Если бы глаза людей из стойбища Топека могли видеть возвращение стаи на свои прежние охотничьи угодья, мольбы о спасении и защите вознеслись бы ко всем эскимосским богам. Ибо то, что дьяволы вселились в тела волков, было не таким уж большим преувеличением. Они сами были дьяволами. Голодное бешенство пылало в их сердцах и в красных полуослепших глазах. У многих зверей голодная смерть наступает по извечным законам природы: животное отползает в сторону, забивается в укромный уголок и умирает. Для волка голод - мучительная пытка, жестокий и смертельный яд. Сто пятьдесят злобных тварей, составлявших стаю Быстрой Молнии, бесшумно скользили по снежной равнине под мириадами звезд, под серебристым мерцанием Небесного Сердца, с опаской и подозрением следя друг за другом. В сущности, сейчас они были истинными пиратами - пиратами, перессорившимися между собой, пиратами, подстерегающими малейшую возможность перерезать друг другу глотку. С налитыми кровью глазами, с побелевшими от замерзшей голодной слюны челюстями, они чутко прислушивались к раздававшимся изредка то тут, то там отрывистому рычанию и лязгу клыков, что означало гибель еще одного из их товарищей, павших жертвой слепой ярости и голодного безумия. Не было слышно ни воя, ни визга, ни жалобного стона, когда они пересекали равнину. Движущаяся призрачная орда обессилевших, голодных и изможденных теней, они молча прокладывали свой путь сквозь белое сияние ночи.
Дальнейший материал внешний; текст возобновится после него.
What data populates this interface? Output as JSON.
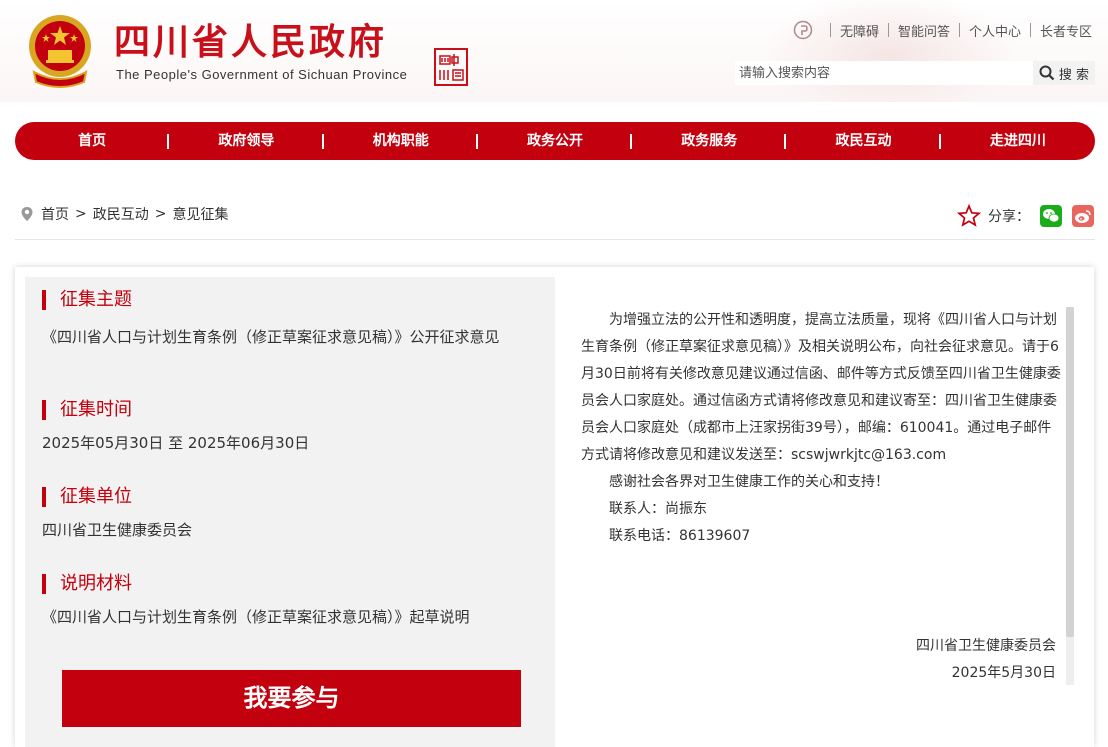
{
  "header": {
    "site_title": "四川省人民政府",
    "site_subtitle": "The People's Government of Sichuan Province",
    "seal_text": "四中川國",
    "top_links": [
      "无障碍",
      "智能问答",
      "个人中心",
      "长者专区"
    ],
    "search": {
      "placeholder": "请输入搜索内容",
      "button_label": "搜 索"
    }
  },
  "nav": [
    "首页",
    "政府领导",
    "机构职能",
    "政务公开",
    "政务服务",
    "政民互动",
    "走进四川"
  ],
  "breadcrumb": [
    "首页",
    "政民互动",
    "意见征集"
  ],
  "share": {
    "label": "分享：",
    "icons": [
      "wechat-icon",
      "weibo-icon"
    ]
  },
  "left": {
    "sections": [
      {
        "title": "征集主题",
        "text": "《四川省人口与计划生育条例（修正草案征求意见稿）》公开征求意见"
      },
      {
        "title": "征集时间",
        "text": "2025年05月30日 至 2025年06月30日"
      },
      {
        "title": "征集单位",
        "text": "四川省卫生健康委员会"
      },
      {
        "title": "说明材料",
        "text": "《四川省人口与计划生育条例（修正草案征求意见稿）》起草说明"
      }
    ],
    "cta_label": "我要参与"
  },
  "right": {
    "paragraphs": [
      "为增强立法的公开性和透明度，提高立法质量，现将《四川省人口与计划生育条例（修正草案征求意见稿）》及相关说明公布，向社会征求意见。请于6月30日前将有关修改意见建议通过信函、邮件等方式反馈至四川省卫生健康委员会人口家庭处。通过信函方式请将修改意见和建议寄至：四川省卫生健康委员会人口家庭处（成都市上汪家拐街39号），邮编：610041。通过电子邮件方式请将修改意见和建议发送至：scswjwrkjtc@163.com",
      "感谢社会各界对卫生健康工作的关心和支持！",
      "联系人：尚振东",
      "联系电话：86139607"
    ],
    "signature_org": "四川省卫生健康委员会",
    "signature_date": "2025年5月30日"
  },
  "colors": {
    "primary_red": "#c3000d",
    "nav_text": "#ffffff",
    "panel_bg": "#f2f2f2"
  }
}
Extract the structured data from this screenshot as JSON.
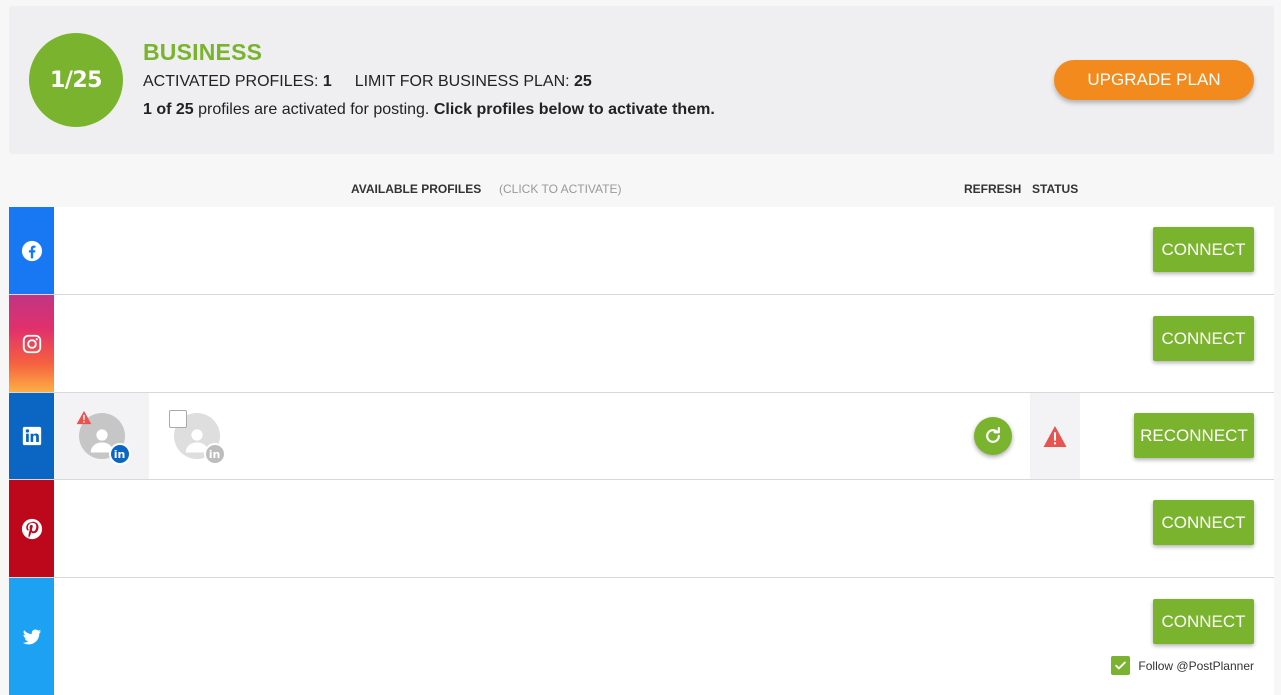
{
  "plan": {
    "badge": "1/25",
    "name": "BUSINESS",
    "activated_label": "ACTIVATED PROFILES:",
    "activated_value": "1",
    "limit_label": "LIMIT FOR BUSINESS PLAN:",
    "limit_value": "25",
    "summary_count": "1 of 25",
    "summary_text": " profiles are activated for posting. ",
    "summary_cta": "Click profiles below to activate them.",
    "upgrade_label": "UPGRADE PLAN"
  },
  "columns": {
    "available": "AVAILABLE PROFILES",
    "available_hint": "(CLICK TO ACTIVATE)",
    "refresh": "REFRESH",
    "status": "STATUS"
  },
  "networks": [
    {
      "name": "facebook",
      "icon": "facebook-icon",
      "button": "CONNECT"
    },
    {
      "name": "instagram",
      "icon": "instagram-icon",
      "button": "CONNECT"
    },
    {
      "name": "linkedin",
      "icon": "linkedin-icon",
      "button": "RECONNECT"
    },
    {
      "name": "pinterest",
      "icon": "pinterest-icon",
      "button": "CONNECT"
    },
    {
      "name": "twitter",
      "icon": "twitter-icon",
      "button": "CONNECT"
    }
  ],
  "linkedin_profiles": [
    {
      "state": "active",
      "warning": true,
      "badge": "in"
    },
    {
      "state": "inactive",
      "checked": false,
      "badge": "in"
    }
  ],
  "twitter": {
    "follow_label": "Follow @PostPlanner",
    "follow_checked": true
  },
  "colors": {
    "brand_green": "#7ab32e",
    "upgrade_orange": "#f28a1e",
    "warning_red": "#e8534f",
    "facebook": "#1877f2",
    "linkedin": "#0a66c2",
    "pinterest": "#bd081c",
    "twitter": "#1da1f2"
  }
}
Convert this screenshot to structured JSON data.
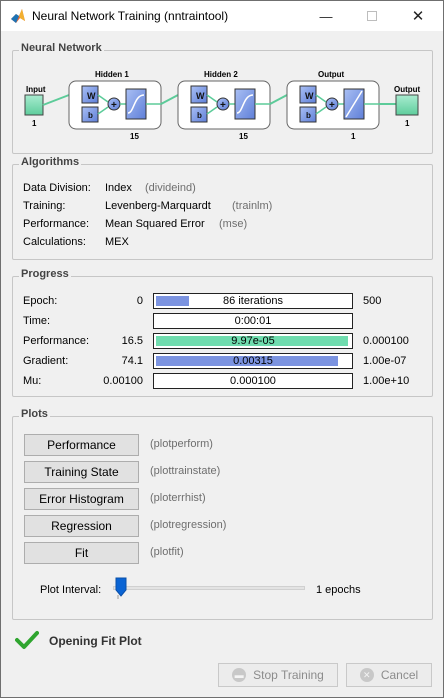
{
  "window": {
    "title": "Neural Network Training (nntraintool)"
  },
  "network": {
    "section_title": "Neural Network",
    "input_label": "Input",
    "input_size": "1",
    "hidden1_label": "Hidden 1",
    "hidden1_size": "15",
    "hidden2_label": "Hidden 2",
    "hidden2_size": "15",
    "output_layer_label": "Output",
    "output_layer_size": "1",
    "output_label": "Output",
    "output_size": "1",
    "weight_symbol": "W",
    "bias_symbol": "b",
    "sum_symbol": "+"
  },
  "algorithms": {
    "section_title": "Algorithms",
    "rows": [
      {
        "label": "Data Division:",
        "value": "Index",
        "func": "(divideind)"
      },
      {
        "label": "Training:",
        "value": "Levenberg-Marquardt",
        "func": "(trainlm)"
      },
      {
        "label": "Performance:",
        "value": "Mean Squared Error",
        "func": "(mse)"
      },
      {
        "label": "Calculations:",
        "value": "MEX",
        "func": ""
      }
    ]
  },
  "progress": {
    "section_title": "Progress",
    "epoch": {
      "label": "Epoch:",
      "start": "0",
      "text": "86 iterations",
      "end": "500",
      "fraction": 0.172
    },
    "time": {
      "label": "Time:",
      "text": "0:00:01"
    },
    "performance": {
      "label": "Performance:",
      "start": "16.5",
      "text": "9.97e-05",
      "end": "0.000100",
      "fraction": 1.0
    },
    "gradient": {
      "label": "Gradient:",
      "start": "74.1",
      "text": "0.00315",
      "end": "1.00e-07",
      "fraction": 0.946
    },
    "mu": {
      "label": "Mu:",
      "start": "0.00100",
      "text": "0.000100",
      "end": "1.00e+10",
      "fraction": 0.0
    }
  },
  "plots": {
    "section_title": "Plots",
    "buttons": [
      {
        "label": "Performance",
        "func": "(plotperform)"
      },
      {
        "label": "Training State",
        "func": "(plottrainstate)"
      },
      {
        "label": "Error Histogram",
        "func": "(ploterrhist)"
      },
      {
        "label": "Regression",
        "func": "(plotregression)"
      },
      {
        "label": "Fit",
        "func": "(plotfit)"
      }
    ],
    "interval_label": "Plot Interval:",
    "interval_value": "1 epochs"
  },
  "status": {
    "text": "Opening Fit Plot"
  },
  "footer": {
    "stop_label": "Stop Training",
    "cancel_label": "Cancel"
  },
  "colors": {
    "progress_blue": "#7b93e0",
    "progress_green": "#6fdcae",
    "layer_green": "#6ed6a8",
    "status_check": "#2fa52f"
  }
}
Быстрая Молния с каплей собачьей крови - двадцать поколений отделяло его от огромного дога, Скагена. который был его предком, - один сумел избежать голодного помешательства. Да. он был голоден. Он тоже погибал от истощения. Его могучее тело страшно исхудало. Глаза покраснели, и жгучее, страстное желание хоть чем-нибудь утолить постоянный мучительный голод владело всем его естеством. Но дух Скагена спасал его: он не впал в бешенство и не испытывал ненависти к себе подобным. Свойственное собакам отвращение к каннибализму сильно укоренилось в нем. Несколько раз он наблюдал, как стая ожесточенно дралась за кусок мяса во время чудовищного пиршества над трупом своего сородича. Он держался в стороне, только в горле его все чаще и чаще вместо насыщенного убийством и ненавистью грозного рычания слышалось тихое жалобно-скорбное повизгивание. И по мере того как стая приближалась к своим старым охотничьим местам, в нем все сильнее росли таинственные манящие чары хижины белого человека у края ледниковой расселины. Он не забыл то гудящее смертоносное нечто - пулю из ружья О'Коннора, которая пронеслась над его головой. Но инстинкт возобладал над страхом. Вновь он был Скагеном, собакой из далекого прошлого, подсознательно откликавшейся на тепло и свет желтого солнца внутри хижины, на запах дыма и на что-то такое еще. чего Быстрой Молнии, волку, не дано было понять.